Demonstrators hold placards as Rey Wences, organizer at Organized Communities Against Deportations (OCAD) addresses reporters during a new conference outside the U.S. Citizenship and Immigration Services offices in Chicago, Thursday, July 11, 2019. Credit: Amr Alfiky | AP

President Donald Trump said his administration will carry out nationwide raids starting on Sunday to remove those in the country illegally.

“I have an obligation to do it,” Trump told reporters at the White House on Friday. “They came in illegally, they go out.” Asked how many would be removed, Trump said: “We’ll be taking them out by the thousands.”

Trump said the raids would focus on criminals. He previously postponed the enforcement operation, saying he wanted to give lawmakers more time to change existing immigration laws.
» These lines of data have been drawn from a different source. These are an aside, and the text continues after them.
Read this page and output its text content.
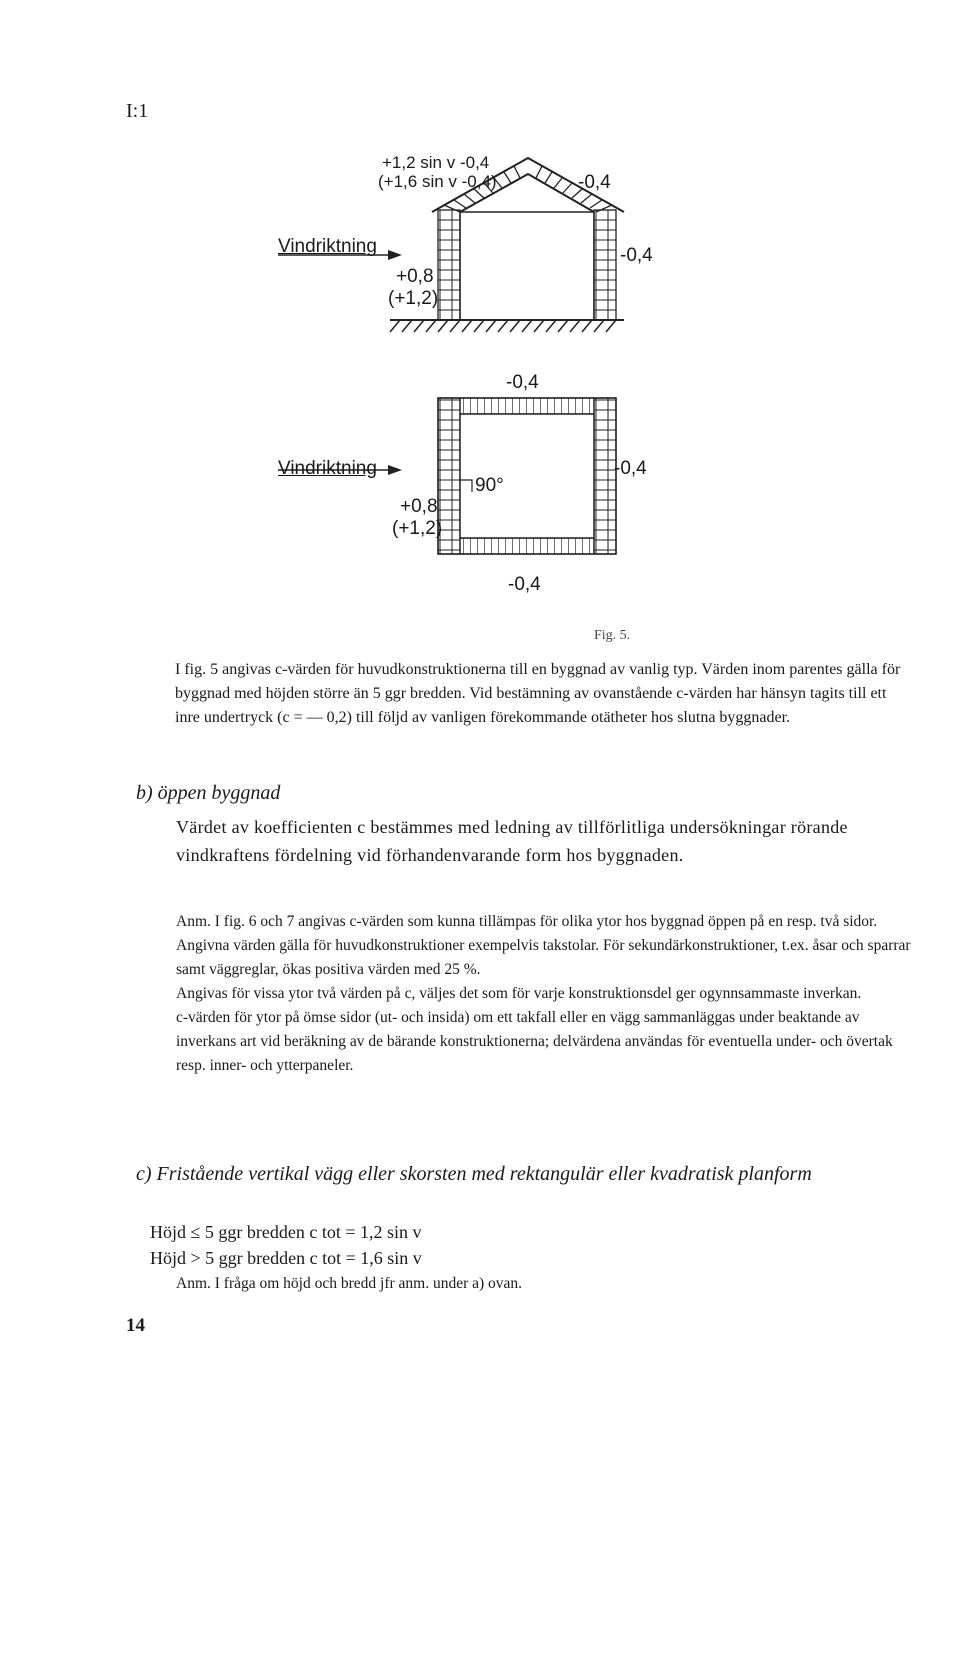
I:1
+1,2 sin v -0,4
(+1,6 sin v -0,4)	-0,4
Vindriktning
+0,8
(+1,2)
-0,4
-0,4
Vindriktning
90°
+0,8
(+1,2)
-0,4
-0,4
Fig. 5.
I fig. 5 angivas c-värden för huvudkonstruktionerna till en byggnad av vanlig typ. Värden inom parentes gälla för byggnad med höjden större än 5 ggr bredden. Vid bestämning av ovanstående c-värden har hänsyn tagits till ett inre undertryck (c = — 0,2) till följd av vanligen förekommande otätheter hos slutna byggnader.
b) öppen byggnad
Värdet av koefficienten c bestämmes med ledning av tillförlitliga undersökningar rörande vindkraftens fördelning vid förhandenvarande form hos byggnaden.

Anm. I fig. 6 och 7 angivas c-värden som kunna tillämpas för olika ytor hos byggnad öppen på en resp. två sidor. Angivna värden gälla för huvudkonstruktioner exempelvis takstolar. För sekundärkonstruktioner, t.ex. åsar och sparrar samt väggreglar, ökas positiva värden med 25 %.

Angivas för vissa ytor två värden på c, väljes det som för varje konstruktionsdel ger ogynnsammaste inverkan.

c-värden för ytor på ömse sidor (ut- och insida) om ett takfall eller en vägg sammanläggas under beaktande av inverkans art vid beräkning av de bärande konstruktionerna; delvärdena användas för eventuella under- och övertak resp. inner- och ytterpaneler.

c) Fristående vertikal vägg eller skorsten med rektangulär eller kvadratisk planform
Höjd ≤ 5 ggr bredden c tot = 1,2 sin v
Höjd > 5 ggr bredden c tot = 1,6 sin v
Anm. I fråga om höjd och bredd jfr anm. under a) ovan.
14
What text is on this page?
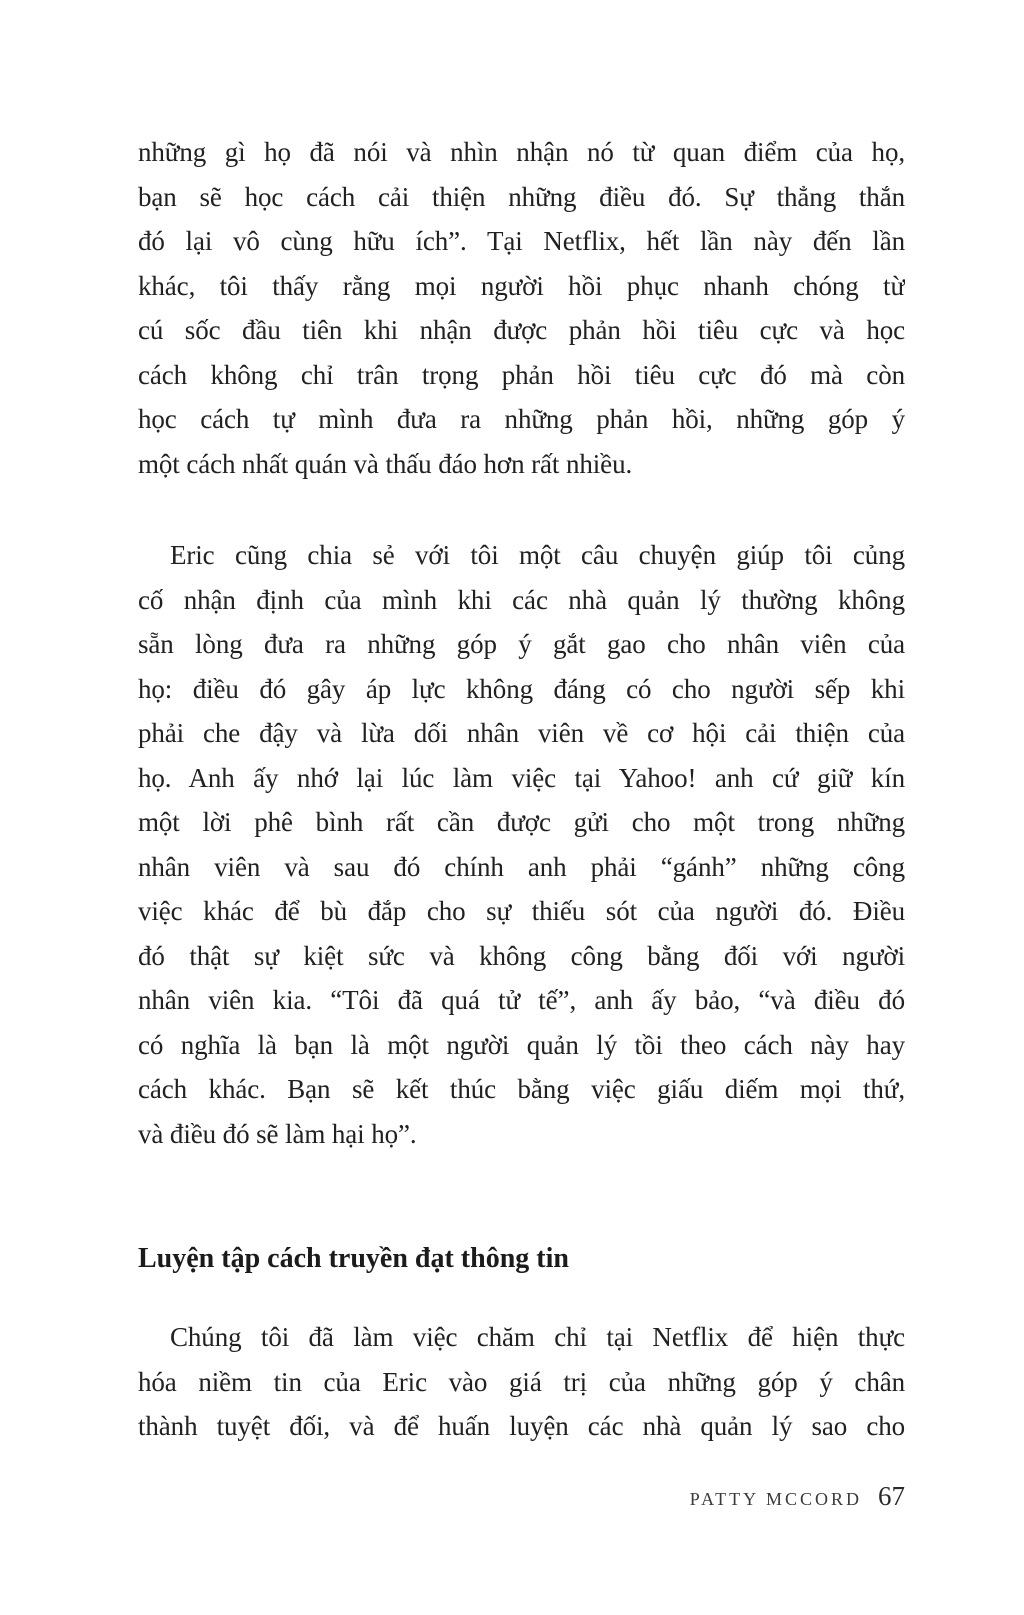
những gì họ đã nói và nhìn nhận nó từ quan điểm của họ,
bạn sẽ học cách cải thiện những điều đó. Sự thẳng thắn
đó lại vô cùng hữu ích”. Tại Netflix, hết lần này đến lần
khác, tôi thấy rằng mọi người hồi phục nhanh chóng từ
cú sốc đầu tiên khi nhận được phản hồi tiêu cực và học
cách không chỉ trân trọng phản hồi tiêu cực đó mà còn
học cách tự mình đưa ra những phản hồi, những góp ý
một cách nhất quán và thấu đáo hơn rất nhiều.
Eric cũng chia sẻ với tôi một câu chuyện giúp tôi củng
cố nhận định của mình khi các nhà quản lý thường không
sẵn lòng đưa ra những góp ý gắt gao cho nhân viên của
họ: điều đó gây áp lực không đáng có cho người sếp khi
phải che đậy và lừa dối nhân viên về cơ hội cải thiện của
họ. Anh ấy nhớ lại lúc làm việc tại Yahoo! anh cứ giữ kín
một lời phê bình rất cần được gửi cho một trong những
nhân viên và sau đó chính anh phải “gánh” những công
việc khác để bù đắp cho sự thiếu sót của người đó. Điều
đó thật sự kiệt sức và không công bằng đối với người
nhân viên kia. “Tôi đã quá tử tế”, anh ấy bảo, “và điều đó
có nghĩa là bạn là một người quản lý tồi theo cách này hay
cách khác. Bạn sẽ kết thúc bằng việc giấu diếm mọi thứ,
và điều đó sẽ làm hại họ”.
Luyện tập cách truyền đạt thông tin
Chúng tôi đã làm việc chăm chỉ tại Netflix để hiện thực
hóa niềm tin của Eric vào giá trị của những góp ý chân
thành tuyệt đối, và để huấn luyện các nhà quản lý sao cho
PATTY MCCORD 67
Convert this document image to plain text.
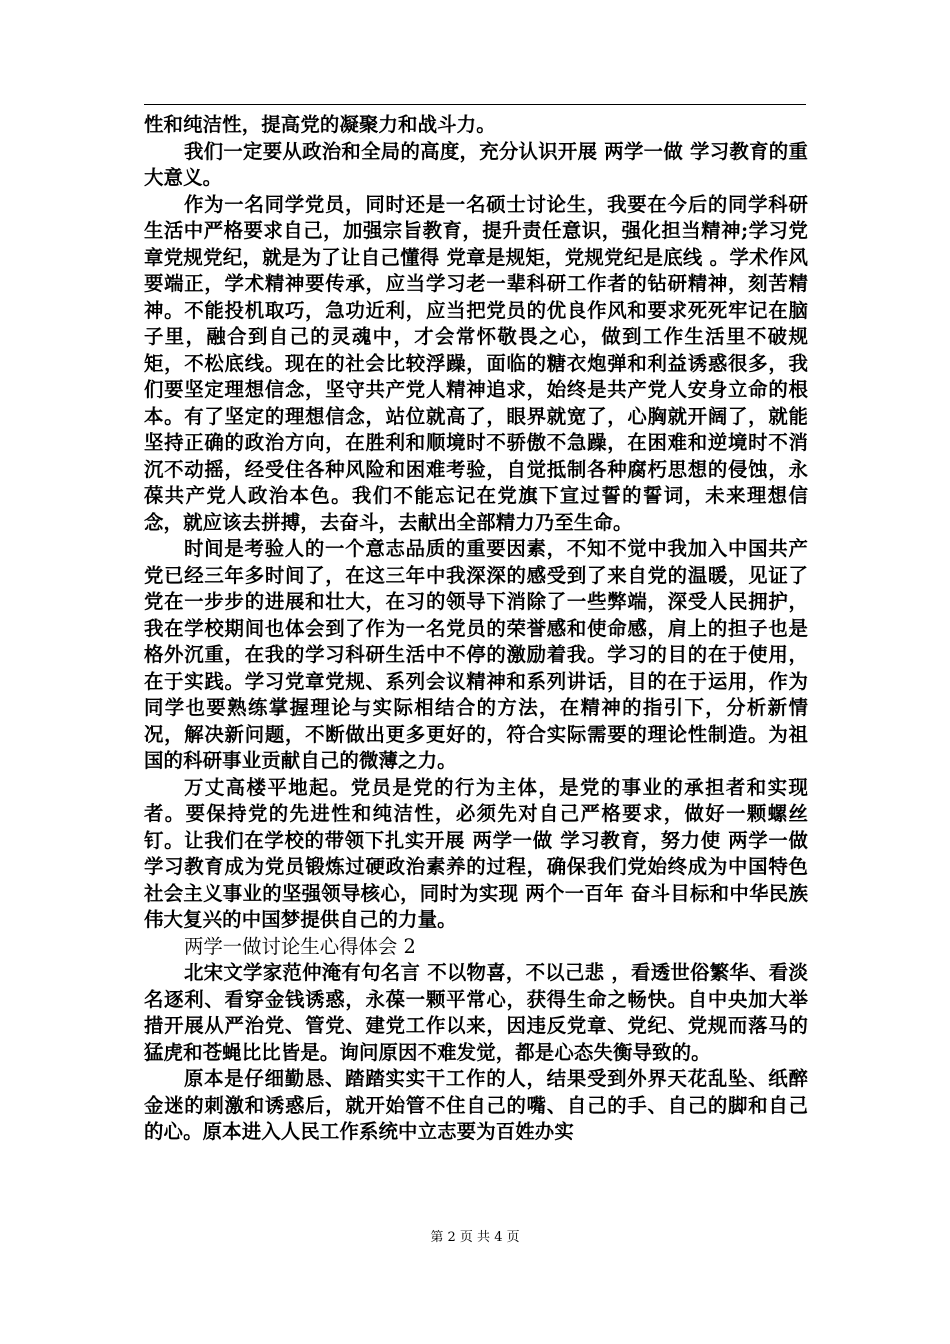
性和纯洁性，提高党的凝聚力和战斗力。

我们一定要从政治和全局的高度，充分认识开展 两学一做 学习教育的重大意义。

作为一名同学党员，同时还是一名硕士讨论生，我要在今后的同学科研生活中严格要求自己，加强宗旨教育，提升责任意识，强化担当精神;学习党章党规党纪，就是为了让自己懂得 党章是规矩，党规党纪是底线 。学术作风要端正，学术精神要传承，应当学习老一辈科研工作者的钻研精神，刻苦精神。不能投机取巧，急功近利，应当把党员的优良作风和要求死死牢记在脑子里，融合到自己的灵魂中，才会常怀敬畏之心，做到工作生活里不破规矩，不松底线。现在的社会比较浮躁，面临的糖衣炮弹和利益诱惑很多，我们要坚定理想信念，坚守共产党人精神追求，始终是共产党人安身立命的根本。有了坚定的理想信念，站位就高了，眼界就宽了，心胸就开阔了，就能坚持正确的政治方向，在胜利和顺境时不骄傲不急躁，在困难和逆境时不消沉不动摇，经受住各种风险和困难考验，自觉抵制各种腐朽思想的侵蚀，永葆共产党人政治本色。我们不能忘记在党旗下宣过誓的誓词，未来理想信念，就应该去拼搏，去奋斗，去献出全部精力乃至生命。

时间是考验人的一个意志品质的重要因素，不知不觉中我加入中国共产党已经三年多时间了，在这三年中我深深的感受到了来自党的温暖，见证了党在一步步的进展和壮大，在习的领导下消除了一些弊端，深受人民拥护，我在学校期间也体会到了作为一名党员的荣誉感和使命感，肩上的担子也是格外沉重，在我的学习科研生活中不停的激励着我。学习的目的在于使用，在于实践。学习党章党规、系列会议精神和系列讲话，目的在于运用，作为同学也要熟练掌握理论与实际相结合的方法，在精神的指引下，分析新情况，解决新问题，不断做出更多更好的，符合实际需要的理论性制造。为祖国的科研事业贡献自己的微薄之力。

万丈高楼平地起。党员是党的行为主体，是党的事业的承担者和实现者。要保持党的先进性和纯洁性，必须先对自己严格要求，做好一颗螺丝钉。让我们在学校的带领下扎实开展 两学一做 学习教育，努力使 两学一做 学习教育成为党员锻炼过硬政治素养的过程，确保我们党始终成为中国特色社会主义事业的坚强领导核心，同时为实现 两个一百年 奋斗目标和中华民族伟大复兴的中国梦提供自己的力量。

两学一做讨论生心得体会 2

北宋文学家范仲淹有句名言 不以物喜，不以己悲 ，看透世俗繁华、看淡名逐利、看穿金钱诱惑，永葆一颗平常心，获得生命之畅快。自中央加大举措开展从严治党、管党、建党工作以来，因违反党章、党纪、党规而落马的猛虎和苍蝇比比皆是。询问原因不难发觉，都是心态失衡导致的。

原本是仔细勤恳、踏踏实实干工作的人，结果受到外界天花乱坠、纸醉金迷的刺激和诱惑后，就开始管不住自己的嘴、自己的手、自己的脚和自己的心。原本进入人民工作系统中立志要为百姓办实

第 2 页 共 4 页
The raids are expected to take place in at least 10 major cities and target at least 2,000 immigrants who have been ordered deported but remain in the country illegally, according to the New York Times.

Trump has focused on cracking down on undocumented immigration — one of his signature issues — for weeks as his 2020 re-election campaign gets underway. He prodded Mexico to take steps to block migrants from crossing into the U.S. after threatening the country with tariffs on goods last month.

Trump dropped plans for tariffs after a June 7 agreement with the country that called for Mexican authorities to take new steps to prevent migrants from crossing Mexico into the U.S. Trump said on Friday that Mexico has done “an outstanding job.”

The administration said this week that the number of people caught illegally crossing into the U.S. or turned away at the Mexican border dropped to 104,000 in June, compared to 144,000 a month earlier.

Still, it’s not clear how much of the decrease can be attributed to hotter temperatures versus Mexican law enforcement efforts along migration routes. The number of migrants apprehended in June were still more than double the same time a year ago.

Members of Trump’s administration, including acting Homeland Security Secretary Kevin McAleenan, objected to initial plans for the raids, the Times reported, arguing their sweeping nature could result in family separations.